Identify Memory Requirement.
-- Individual values.
COLUMN name FORMAT A30
COLUMN value FORMAT A10
SELECT name, value
FROM v$parameter
WHERE name IN ('pga_aggregate_target', 'sga_target')
UNION
SELECT 'maximum PGA allocated' AS name, TO_CHAR(value) AS value
FROM v$pgastat
WHERE name = 'maximum PGA allocated';
-- Calculate MEMORY_TARGET
SELECT sga.value + GREATEST(pga.value, max_pga.value) AS memory_target
FROM (SELECT TO_NUMBER(value) AS value FROM v$parameter WHERE name = 'sga_target') sga,
(SELECT TO_NUMBER(value) AS value FROM v$parameter WHERE name = 'pga_aggregate_target') pga,
(SELECT value FROM v$pgastat WHERE name = 'maximum PGA allocated') max_pga;
Assuming our required setting was 10G, we might issue the following statements.
CONN / AS SYSDBA
-- Set the static parameter. Leave some room for possible future growth without restart.

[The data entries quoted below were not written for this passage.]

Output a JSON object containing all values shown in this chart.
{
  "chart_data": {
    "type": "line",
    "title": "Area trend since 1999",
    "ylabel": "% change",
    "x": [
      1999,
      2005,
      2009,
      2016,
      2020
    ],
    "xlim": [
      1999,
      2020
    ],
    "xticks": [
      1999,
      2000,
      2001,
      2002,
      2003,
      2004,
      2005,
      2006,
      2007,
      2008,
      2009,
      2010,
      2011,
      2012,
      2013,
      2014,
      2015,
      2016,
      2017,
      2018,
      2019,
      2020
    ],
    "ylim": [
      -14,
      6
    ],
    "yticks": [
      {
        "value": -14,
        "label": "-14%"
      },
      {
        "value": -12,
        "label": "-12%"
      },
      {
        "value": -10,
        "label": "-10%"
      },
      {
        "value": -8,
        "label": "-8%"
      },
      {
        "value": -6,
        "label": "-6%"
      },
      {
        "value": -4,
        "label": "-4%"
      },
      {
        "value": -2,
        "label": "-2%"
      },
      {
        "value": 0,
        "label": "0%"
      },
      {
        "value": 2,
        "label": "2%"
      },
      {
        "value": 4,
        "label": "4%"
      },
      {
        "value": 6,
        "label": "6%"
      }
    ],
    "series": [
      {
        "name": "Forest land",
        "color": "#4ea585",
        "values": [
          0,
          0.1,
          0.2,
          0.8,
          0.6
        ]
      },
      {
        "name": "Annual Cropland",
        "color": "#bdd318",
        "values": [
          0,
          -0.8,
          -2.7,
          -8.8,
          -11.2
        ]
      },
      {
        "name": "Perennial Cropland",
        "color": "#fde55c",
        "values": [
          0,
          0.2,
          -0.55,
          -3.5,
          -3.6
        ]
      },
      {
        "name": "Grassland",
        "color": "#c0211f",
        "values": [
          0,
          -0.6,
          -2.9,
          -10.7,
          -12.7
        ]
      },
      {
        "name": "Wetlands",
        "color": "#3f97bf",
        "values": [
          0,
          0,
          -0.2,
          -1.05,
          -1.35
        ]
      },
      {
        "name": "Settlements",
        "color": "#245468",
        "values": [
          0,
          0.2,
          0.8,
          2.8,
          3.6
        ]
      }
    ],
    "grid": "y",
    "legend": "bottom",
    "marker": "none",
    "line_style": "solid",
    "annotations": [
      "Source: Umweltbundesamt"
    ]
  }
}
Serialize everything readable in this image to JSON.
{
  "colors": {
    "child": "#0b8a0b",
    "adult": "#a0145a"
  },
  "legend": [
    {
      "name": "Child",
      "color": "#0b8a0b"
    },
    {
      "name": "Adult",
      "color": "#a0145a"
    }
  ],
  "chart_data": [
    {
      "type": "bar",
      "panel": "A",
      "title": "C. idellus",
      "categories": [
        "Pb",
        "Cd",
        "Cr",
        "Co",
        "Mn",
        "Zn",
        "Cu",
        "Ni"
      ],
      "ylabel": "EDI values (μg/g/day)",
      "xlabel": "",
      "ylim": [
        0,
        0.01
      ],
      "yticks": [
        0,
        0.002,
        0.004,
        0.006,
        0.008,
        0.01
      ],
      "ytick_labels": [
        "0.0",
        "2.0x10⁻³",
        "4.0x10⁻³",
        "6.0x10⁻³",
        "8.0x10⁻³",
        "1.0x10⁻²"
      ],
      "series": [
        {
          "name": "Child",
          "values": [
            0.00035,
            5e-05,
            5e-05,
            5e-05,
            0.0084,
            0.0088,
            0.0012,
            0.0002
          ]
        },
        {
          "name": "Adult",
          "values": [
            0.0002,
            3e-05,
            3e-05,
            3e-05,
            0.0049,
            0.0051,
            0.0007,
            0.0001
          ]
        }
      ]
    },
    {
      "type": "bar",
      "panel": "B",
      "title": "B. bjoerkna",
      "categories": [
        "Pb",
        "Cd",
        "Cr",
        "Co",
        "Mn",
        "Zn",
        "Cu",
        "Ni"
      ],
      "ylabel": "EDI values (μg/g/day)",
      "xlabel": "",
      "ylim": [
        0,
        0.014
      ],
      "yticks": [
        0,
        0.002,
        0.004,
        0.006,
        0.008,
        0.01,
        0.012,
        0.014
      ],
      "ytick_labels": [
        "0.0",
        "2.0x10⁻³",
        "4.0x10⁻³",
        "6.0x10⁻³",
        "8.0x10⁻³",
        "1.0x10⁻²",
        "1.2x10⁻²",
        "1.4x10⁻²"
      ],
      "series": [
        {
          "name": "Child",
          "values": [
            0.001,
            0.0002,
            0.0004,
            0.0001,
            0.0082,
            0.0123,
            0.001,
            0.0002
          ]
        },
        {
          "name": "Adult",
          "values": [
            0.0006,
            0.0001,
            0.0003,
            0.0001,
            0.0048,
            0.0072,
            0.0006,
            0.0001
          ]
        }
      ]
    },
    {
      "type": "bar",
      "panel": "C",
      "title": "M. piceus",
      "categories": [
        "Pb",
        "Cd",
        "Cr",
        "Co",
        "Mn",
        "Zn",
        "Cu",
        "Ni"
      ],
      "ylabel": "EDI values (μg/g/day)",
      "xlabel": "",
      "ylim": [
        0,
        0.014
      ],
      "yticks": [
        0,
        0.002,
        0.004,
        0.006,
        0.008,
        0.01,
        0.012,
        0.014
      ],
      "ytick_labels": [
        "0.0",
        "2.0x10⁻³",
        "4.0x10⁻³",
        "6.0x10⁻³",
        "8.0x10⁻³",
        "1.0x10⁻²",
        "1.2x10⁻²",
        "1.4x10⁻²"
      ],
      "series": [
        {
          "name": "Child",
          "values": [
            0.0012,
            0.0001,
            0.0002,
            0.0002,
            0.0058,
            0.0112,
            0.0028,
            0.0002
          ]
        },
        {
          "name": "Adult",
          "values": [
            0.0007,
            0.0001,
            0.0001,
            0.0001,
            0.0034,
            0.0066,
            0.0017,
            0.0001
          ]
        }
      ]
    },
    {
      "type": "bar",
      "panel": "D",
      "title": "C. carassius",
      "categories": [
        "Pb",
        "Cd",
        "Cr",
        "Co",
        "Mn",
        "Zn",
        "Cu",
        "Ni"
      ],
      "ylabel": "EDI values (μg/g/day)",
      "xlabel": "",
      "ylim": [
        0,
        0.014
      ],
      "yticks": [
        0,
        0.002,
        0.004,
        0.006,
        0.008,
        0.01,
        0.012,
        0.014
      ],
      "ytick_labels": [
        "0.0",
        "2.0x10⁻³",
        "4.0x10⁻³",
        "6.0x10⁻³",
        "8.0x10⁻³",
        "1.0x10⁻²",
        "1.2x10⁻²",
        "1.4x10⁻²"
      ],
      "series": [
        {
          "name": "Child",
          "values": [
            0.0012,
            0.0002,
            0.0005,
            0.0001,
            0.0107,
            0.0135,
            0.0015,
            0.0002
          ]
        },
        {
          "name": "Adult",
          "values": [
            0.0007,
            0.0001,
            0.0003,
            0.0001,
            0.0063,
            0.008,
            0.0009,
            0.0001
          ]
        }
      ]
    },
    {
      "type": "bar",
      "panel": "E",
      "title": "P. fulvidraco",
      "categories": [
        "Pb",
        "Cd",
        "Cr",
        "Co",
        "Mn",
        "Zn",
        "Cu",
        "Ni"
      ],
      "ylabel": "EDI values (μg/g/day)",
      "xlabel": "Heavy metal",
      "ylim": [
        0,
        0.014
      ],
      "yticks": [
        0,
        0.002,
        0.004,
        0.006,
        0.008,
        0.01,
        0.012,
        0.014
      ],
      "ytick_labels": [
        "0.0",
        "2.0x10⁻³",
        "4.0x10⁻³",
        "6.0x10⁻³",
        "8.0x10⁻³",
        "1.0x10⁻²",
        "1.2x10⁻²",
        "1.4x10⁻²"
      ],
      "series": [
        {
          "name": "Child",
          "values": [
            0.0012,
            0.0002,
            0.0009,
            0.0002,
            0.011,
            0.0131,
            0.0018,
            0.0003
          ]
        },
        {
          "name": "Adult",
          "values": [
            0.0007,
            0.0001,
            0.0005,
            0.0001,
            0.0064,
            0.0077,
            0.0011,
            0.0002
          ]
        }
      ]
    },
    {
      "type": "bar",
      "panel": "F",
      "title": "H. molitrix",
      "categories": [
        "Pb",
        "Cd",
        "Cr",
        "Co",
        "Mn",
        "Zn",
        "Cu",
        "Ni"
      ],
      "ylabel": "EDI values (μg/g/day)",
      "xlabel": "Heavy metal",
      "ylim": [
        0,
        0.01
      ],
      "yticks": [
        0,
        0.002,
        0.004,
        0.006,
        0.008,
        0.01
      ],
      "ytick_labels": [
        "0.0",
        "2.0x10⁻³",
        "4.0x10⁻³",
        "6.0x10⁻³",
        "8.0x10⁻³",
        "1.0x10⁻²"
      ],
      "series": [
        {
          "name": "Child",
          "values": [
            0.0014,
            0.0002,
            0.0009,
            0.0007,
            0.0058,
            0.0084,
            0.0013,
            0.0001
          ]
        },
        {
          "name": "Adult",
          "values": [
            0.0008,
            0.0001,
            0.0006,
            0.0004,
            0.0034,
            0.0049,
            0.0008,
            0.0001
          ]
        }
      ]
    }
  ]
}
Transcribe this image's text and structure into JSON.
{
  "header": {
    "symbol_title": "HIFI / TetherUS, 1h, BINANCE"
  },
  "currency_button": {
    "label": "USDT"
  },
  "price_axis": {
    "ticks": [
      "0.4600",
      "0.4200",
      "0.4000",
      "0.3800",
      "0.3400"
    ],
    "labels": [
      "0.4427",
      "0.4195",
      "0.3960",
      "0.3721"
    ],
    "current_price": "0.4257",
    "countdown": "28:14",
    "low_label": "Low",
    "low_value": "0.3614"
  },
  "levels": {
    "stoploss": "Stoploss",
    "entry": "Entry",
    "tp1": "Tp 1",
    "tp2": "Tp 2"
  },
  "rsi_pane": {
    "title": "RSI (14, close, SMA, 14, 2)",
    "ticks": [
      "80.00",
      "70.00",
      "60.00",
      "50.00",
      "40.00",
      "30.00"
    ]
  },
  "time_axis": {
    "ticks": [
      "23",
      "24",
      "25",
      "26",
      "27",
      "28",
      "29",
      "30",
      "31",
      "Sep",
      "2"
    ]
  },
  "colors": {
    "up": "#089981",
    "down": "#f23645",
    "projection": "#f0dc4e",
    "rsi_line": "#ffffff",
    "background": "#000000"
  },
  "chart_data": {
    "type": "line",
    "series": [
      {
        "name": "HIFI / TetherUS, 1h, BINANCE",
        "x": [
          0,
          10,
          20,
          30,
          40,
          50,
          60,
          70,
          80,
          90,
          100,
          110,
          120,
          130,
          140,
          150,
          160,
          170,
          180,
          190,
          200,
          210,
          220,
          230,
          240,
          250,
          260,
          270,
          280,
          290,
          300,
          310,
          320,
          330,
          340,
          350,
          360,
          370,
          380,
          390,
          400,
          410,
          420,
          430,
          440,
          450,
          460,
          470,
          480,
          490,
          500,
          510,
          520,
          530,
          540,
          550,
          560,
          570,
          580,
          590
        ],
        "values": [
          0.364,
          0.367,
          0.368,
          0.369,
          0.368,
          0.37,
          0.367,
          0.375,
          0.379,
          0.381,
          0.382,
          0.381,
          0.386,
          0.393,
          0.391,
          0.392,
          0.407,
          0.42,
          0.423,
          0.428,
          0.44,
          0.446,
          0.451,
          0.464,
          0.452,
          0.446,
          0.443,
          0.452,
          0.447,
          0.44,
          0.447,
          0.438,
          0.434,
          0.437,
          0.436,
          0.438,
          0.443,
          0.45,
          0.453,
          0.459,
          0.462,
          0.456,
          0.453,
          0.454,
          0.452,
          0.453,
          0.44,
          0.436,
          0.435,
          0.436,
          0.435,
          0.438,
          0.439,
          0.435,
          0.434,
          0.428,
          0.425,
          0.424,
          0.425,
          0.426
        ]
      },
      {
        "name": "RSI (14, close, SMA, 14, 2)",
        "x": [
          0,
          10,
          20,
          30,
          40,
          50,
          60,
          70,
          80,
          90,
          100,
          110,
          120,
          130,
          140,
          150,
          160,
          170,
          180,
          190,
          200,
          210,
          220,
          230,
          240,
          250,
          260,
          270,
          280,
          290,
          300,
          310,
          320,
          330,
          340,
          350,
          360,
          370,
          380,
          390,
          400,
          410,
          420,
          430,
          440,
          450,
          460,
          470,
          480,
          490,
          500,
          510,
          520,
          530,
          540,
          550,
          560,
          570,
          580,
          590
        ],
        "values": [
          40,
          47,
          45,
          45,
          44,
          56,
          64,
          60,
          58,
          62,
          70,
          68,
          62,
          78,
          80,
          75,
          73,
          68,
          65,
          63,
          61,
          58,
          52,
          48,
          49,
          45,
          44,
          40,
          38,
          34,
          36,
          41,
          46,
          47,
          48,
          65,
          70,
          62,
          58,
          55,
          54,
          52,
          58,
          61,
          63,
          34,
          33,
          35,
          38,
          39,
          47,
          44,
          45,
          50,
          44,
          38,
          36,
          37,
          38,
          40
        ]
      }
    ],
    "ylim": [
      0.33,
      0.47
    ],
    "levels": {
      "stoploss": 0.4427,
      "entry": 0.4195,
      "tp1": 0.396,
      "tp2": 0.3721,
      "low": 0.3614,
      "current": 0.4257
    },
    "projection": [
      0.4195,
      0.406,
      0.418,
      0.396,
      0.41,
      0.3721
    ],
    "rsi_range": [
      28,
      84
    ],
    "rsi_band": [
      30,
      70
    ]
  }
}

ALTER SYSTEM SET MEMORY_MAX_TARGET=15G SCOPE=SPFILE;
-- Set the dynamic parameters. Assuming Oracle has full control.
ALTER SYSTEM SET MEMORY_TARGET=10G SCOPE=SPFILE;
ALTER SYSTEM SET PGA_AGGREGATE_TARGET=0 SCOPE=SPFILE;
ALTER SYSTEM SET SGA_TARGET=0 SCOPE=SPFILE;
ALTER SYSTEM SET SGA_MAX_SIZE=0 SCOPE=SPFILE;
-- Restart instance.
SHUTDOWN IMMEDIATE;
STARTUP;
Once the database is restarted the MEMORY_TARGET parameter can be amended as required without an instance restart.